In fact, according to a government press release, ministers have gone as far as already highlighting areas of importance for which work and collaboration are immediately needed. “Parliament has not been informed what these areas are and why they were specifically chosen. We don’t know how they will affect the people or if they are contrary to existing legislation,” MP Emmanuel said.
He said the green light that MPs gave to the PM to sign for the COHO placed St. Maarten in an impossible position when it comes to objecting to any reforms the Dutch want to see put in place by the independent COHO. He explained that “Knops and his COHO” are moving ahead without care because of the articles in the COHO legislation that stipulate the consequences of non-cooperation or getting a reform initiative done in time.

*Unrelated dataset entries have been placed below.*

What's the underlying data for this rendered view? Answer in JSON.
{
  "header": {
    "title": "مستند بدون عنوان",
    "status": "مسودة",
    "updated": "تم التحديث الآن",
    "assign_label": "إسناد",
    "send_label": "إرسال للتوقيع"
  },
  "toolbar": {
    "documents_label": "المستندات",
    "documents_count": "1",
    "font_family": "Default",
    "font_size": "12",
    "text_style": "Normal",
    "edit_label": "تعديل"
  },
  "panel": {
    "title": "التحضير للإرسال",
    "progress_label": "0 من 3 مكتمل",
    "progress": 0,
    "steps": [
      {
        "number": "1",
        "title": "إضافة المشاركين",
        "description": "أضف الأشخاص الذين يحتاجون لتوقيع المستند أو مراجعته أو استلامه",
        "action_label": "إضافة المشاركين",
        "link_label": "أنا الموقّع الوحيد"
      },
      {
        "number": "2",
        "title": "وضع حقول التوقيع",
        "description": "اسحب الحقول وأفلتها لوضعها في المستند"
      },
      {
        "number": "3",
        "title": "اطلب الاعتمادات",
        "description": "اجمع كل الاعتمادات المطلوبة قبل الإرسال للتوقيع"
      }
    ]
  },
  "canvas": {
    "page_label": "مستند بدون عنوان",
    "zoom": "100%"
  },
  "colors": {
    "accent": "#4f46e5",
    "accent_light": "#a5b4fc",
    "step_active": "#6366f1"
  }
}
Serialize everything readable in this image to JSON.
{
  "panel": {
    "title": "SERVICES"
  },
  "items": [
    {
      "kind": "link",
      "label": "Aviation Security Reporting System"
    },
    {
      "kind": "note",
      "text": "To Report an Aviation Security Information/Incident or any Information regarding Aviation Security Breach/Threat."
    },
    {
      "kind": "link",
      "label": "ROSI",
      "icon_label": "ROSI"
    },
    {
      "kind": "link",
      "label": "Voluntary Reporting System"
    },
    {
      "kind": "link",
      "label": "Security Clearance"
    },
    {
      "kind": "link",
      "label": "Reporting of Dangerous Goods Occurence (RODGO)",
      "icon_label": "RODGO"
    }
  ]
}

“Funding will be immediately cut off. So, they do not care what Parliament says. And this attitude is being accommodated by the PM, and by extension, all MPs who gave her the go-ahead to sign,” the MP said.
He added that Knops exuded confidence in the speed of the reforms while throwing the World Bank under the bus during his recently held press conference. The same World Bank, Emmanuel said, that was chosen by the Dutch, has stagnated real development on St. Maarten for three years and has received universal critique of being an ill-chosen entity for the St. Maarten Trust Fund, etc.
“State Secretary Knops said, and I quote, ‘The COHO is not the World Bank and it has to deliver results. I want to see results because I am not a pencil pusher, I am a man of action.’ So, he admitted that the World Bank is not results-oriented and [is] slow to the task. That is an indictment of the World Bank and an incredible comparison after three years of nothing from the World Bank on St. Maarten, initiated by the Dutch. Today the prime minister is the driver of a fast-moving car, trying to make ambitious deadlines while being guided by the same person who left her people to suffer under ineffective World Bank policies, and ignoring Parliament in the process,” the MP said.
“Let’s face facts: the World Bank was not meant to work. The World Bank was used as the vessel to ensure that there was limited to no progress in the reconstruction of the island. It was a way to keep the island on a string of dependency, which has now been compounded by the pandemic, and the rest is history,” the MP said.